В число первых танцовщиков я пригласил тех ребят, которых я знал и с которыми я сталкивался в работе. Мой принцип отбора в труппу был таков: танцовщик должен быть яркой личностью, обладать великолепными актерскими данными, не говоря уже о высоком уровне профессионального мастерства, он должен быть немного лучше, чем стандартный мужчина-танцовщик. Ведь известно, что женский танец отличается от мужского тем, что женщина более гибкая, у нее лучше растяжка, она выше поднимает ногу, это большие, удлиненные позы, длинные выразительные ноги, красивые, мягкие руки, эффектные позы. Я не собирался заниматься не своим делом и хотел только показать отношение мужчин-танцовщиков к женскому танцу. Мы же не собираемся подменять женщину в балете - это никому не нужно. А вот юмор и ирония, с которыми мы все это делаем, пародийность - это в нашем исполнении есть. Причем, если ногами мы делаем все серьезно, даже иногда чересчур, то окраска танца, его нюансы строятся на пародии, юморе и улыбке. Иногда мы даже позволяем себе шаржировать некоторые балетные штампы.
На мой взгляд, очень важны стиль и манера. Например, у нас есть такой известный классический номер «Паде-катр», который был в прошлом веке поставлен на четыре звезды романтического балета (поставленный Жюлем Перро в 1845 году для Марии Тальони, Карлотты Гризи, Фанни Черрито и Люсиль Гран. - прим. авт.). Каждая из них считала, что именно она лучше других. На премьере, которая состоялась в «Гранд-опера», не знали, как писать афишу, кого ставить первой - все же «звезды» одинаковой величины! Балерины готовы были перегрызться и поубивать друг друга, а вынуждены были танцевать вместе в одном номере. Афишу решили написать, располагая фамилии по кругу, чтобы не было ни первой, ни последней.

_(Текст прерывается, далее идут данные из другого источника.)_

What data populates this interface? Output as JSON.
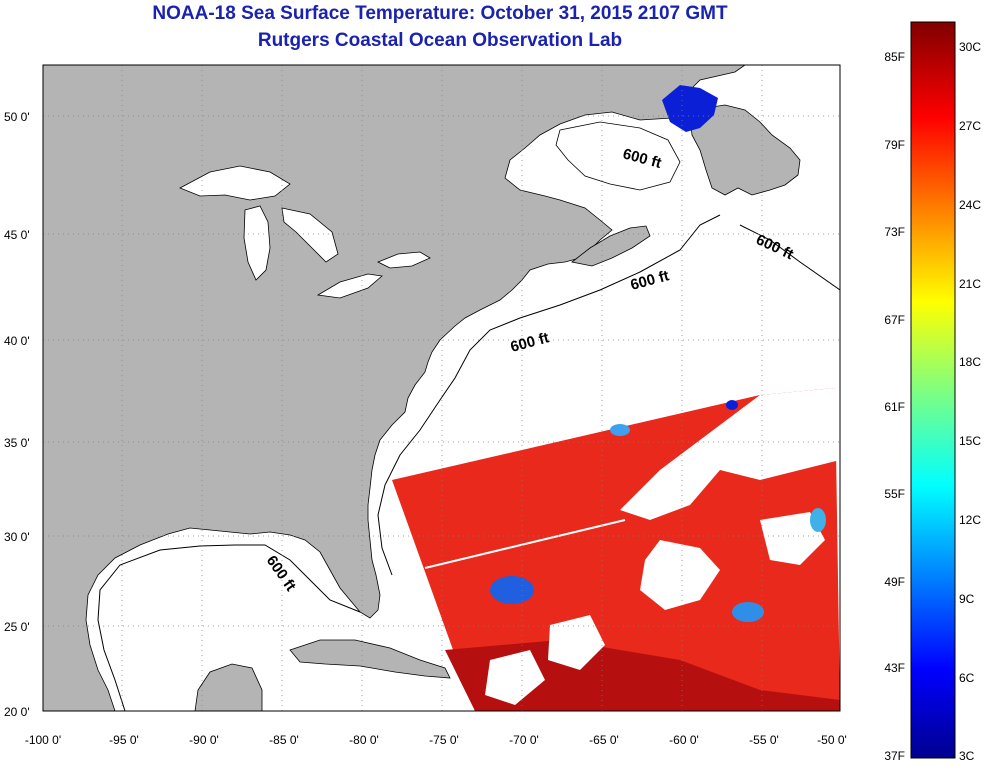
{
  "title": "NOAA-18 Sea Surface Temperature:  October 31, 2015 2107 GMT",
  "subtitle": "Rutgers Coastal Ocean Observation Lab",
  "colors": {
    "title": "#1a22b0",
    "land": "#b4b4b4",
    "cloud": "#ffffff",
    "sst_warm": "#e8291b",
    "sst_hot": "#b50f0f"
  },
  "lat_ticks": [
    "50 0'",
    "45 0'",
    "40 0'",
    "35 0'",
    "30 0'",
    "25 0'",
    "20 0'"
  ],
  "lon_ticks": [
    "-100 0'",
    "-95 0'",
    "-90 0'",
    "-85 0'",
    "-80 0'",
    "-75 0'",
    "-70 0'",
    "-65 0'",
    "-60 0'",
    "-55 0'",
    "-50 0'"
  ],
  "contour_label": "600 ft",
  "colorbar": {
    "f_labels": [
      "85F",
      "79F",
      "73F",
      "67F",
      "61F",
      "55F",
      "49F",
      "43F",
      "37F"
    ],
    "c_labels": [
      "30C",
      "27C",
      "24C",
      "21C",
      "18C",
      "15C",
      "12C",
      "9C",
      "6C",
      "3C"
    ]
  }
}
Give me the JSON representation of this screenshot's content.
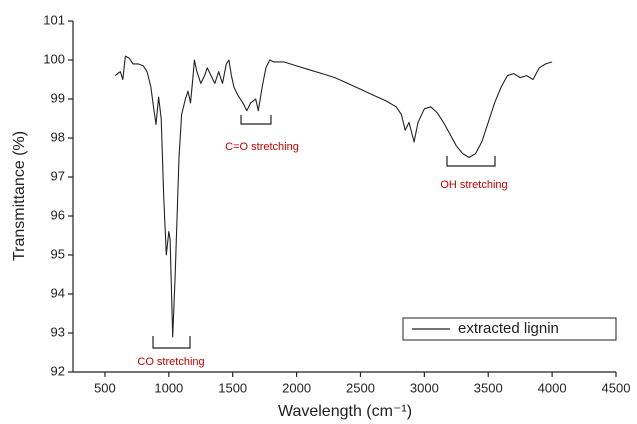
{
  "chart_data": {
    "type": "line",
    "xlabel": "Wavelength (cm⁻¹)",
    "ylabel": "Transmittance (%)",
    "xlim": [
      250,
      4500
    ],
    "ylim": [
      92,
      101
    ],
    "xticks": [
      500,
      1000,
      1500,
      2000,
      2500,
      3000,
      3500,
      4000,
      4500
    ],
    "yticks": [
      92,
      93,
      94,
      95,
      96,
      97,
      98,
      99,
      100,
      101
    ],
    "legend": "lower right",
    "annotations": [
      "CO stretching",
      "C=O stretching",
      "OH stretching"
    ],
    "x": [
      580,
      620,
      640,
      660,
      690,
      720,
      760,
      800,
      830,
      860,
      880,
      900,
      920,
      940,
      960,
      980,
      1000,
      1010,
      1030,
      1050,
      1080,
      1100,
      1130,
      1150,
      1170,
      1190,
      1200,
      1220,
      1250,
      1280,
      1300,
      1330,
      1360,
      1390,
      1420,
      1450,
      1470,
      1490,
      1510,
      1540,
      1580,
      1610,
      1640,
      1680,
      1700,
      1730,
      1760,
      1790,
      1820,
      1900,
      2000,
      2100,
      2200,
      2300,
      2400,
      2500,
      2600,
      2700,
      2780,
      2820,
      2850,
      2880,
      2920,
      2950,
      3000,
      3050,
      3100,
      3150,
      3200,
      3250,
      3300,
      3350,
      3400,
      3450,
      3500,
      3550,
      3600,
      3650,
      3700,
      3750,
      3800,
      3850,
      3900,
      3950,
      4000
    ],
    "series": [
      {
        "name": "extracted lignin",
        "color": "#222222",
        "values": [
          99.6,
          99.7,
          99.5,
          100.1,
          100.05,
          99.9,
          99.9,
          99.85,
          99.7,
          99.3,
          98.8,
          98.35,
          99.05,
          98.5,
          96.5,
          95.0,
          95.6,
          95.4,
          92.9,
          94.5,
          97.5,
          98.6,
          99.0,
          99.2,
          98.9,
          99.6,
          100.0,
          99.7,
          99.4,
          99.6,
          99.8,
          99.6,
          99.4,
          99.7,
          99.4,
          99.9,
          100.0,
          99.6,
          99.3,
          99.1,
          98.9,
          98.7,
          98.9,
          99.0,
          98.7,
          99.3,
          99.8,
          100.0,
          99.95,
          99.95,
          99.85,
          99.75,
          99.65,
          99.55,
          99.4,
          99.25,
          99.1,
          98.95,
          98.8,
          98.6,
          98.2,
          98.4,
          97.9,
          98.4,
          98.75,
          98.8,
          98.65,
          98.4,
          98.1,
          97.8,
          97.6,
          97.5,
          97.6,
          97.9,
          98.4,
          98.9,
          99.3,
          99.6,
          99.65,
          99.55,
          99.6,
          99.5,
          99.8,
          99.9,
          99.95
        ]
      }
    ]
  }
}
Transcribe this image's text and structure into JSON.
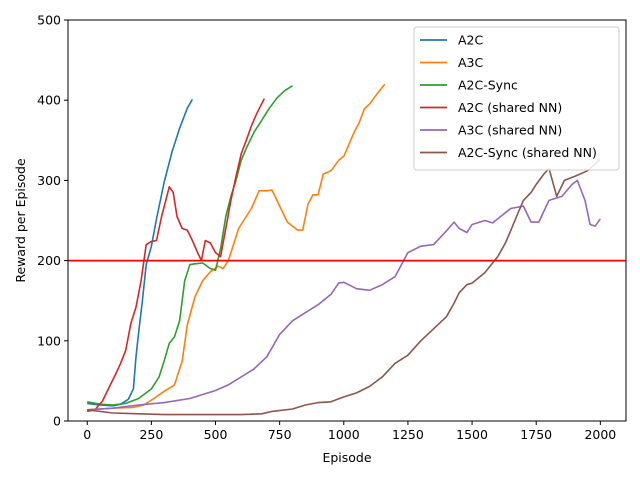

И вот мы выстраиваем этот танец, вскрывая отношения балерин между собой, как бы изнутри, и получается этакий террариум улыбающихся змей, которые внешне с уважением и любовью относятся друг к другу. На самом же деле между ними существует жесточайшая конкуренция, и одна другую просто ненавидит. Нашей задачей было «проявить» эти и многие другие смысловые и драматургические нюансы...
- Кем вы себя ощущаете в большей мере, родившись и прожив первые 10 лет в Луцке, потом 6 лет в Киеве, столько же - в Одессе и около двадцати лет проведя в Санкт-Петербурге?
- Я стал петербуржцем. Мне порой кажется, что я отсюда никогда не уезжал. Вживание в Петербург прошло для меня естественно и незаметно. Может быть, из-за того, что по приезде я сразу же попал в рабочую мясорубку в труппе Эйфмана. Не было времени оглядеться вокруг и почувствовать себя чужим в чужом городе. Хотя, признаюсь, я долго тосковал по Одессе, мне не хватало ее колорита, своеобразности, уникальности, а тем более роскошного одесского театра.
В какой-то момент я понял, что искусство балета - это искусство мира, оно не принадлежит какому-то одному народу, городу или стране. Мой дом там, где моя сцена. Потому что сцена - это мой дом. Скажем, жить в Америке или где-то еще я бы не хотел, хотя мог в свое время уехать отсюда, меня приглашали. Работать можно везде, а возвращаться нужно в родные места. Есть какая-то привязанность человека к определенному месту и не важно в данном случае, Россия это или Украина. Для меня народ, населяющий сейчас эти разные по названию страны, - один, он остается быть одной нацией. Это моя страна, мой народ, моя родина.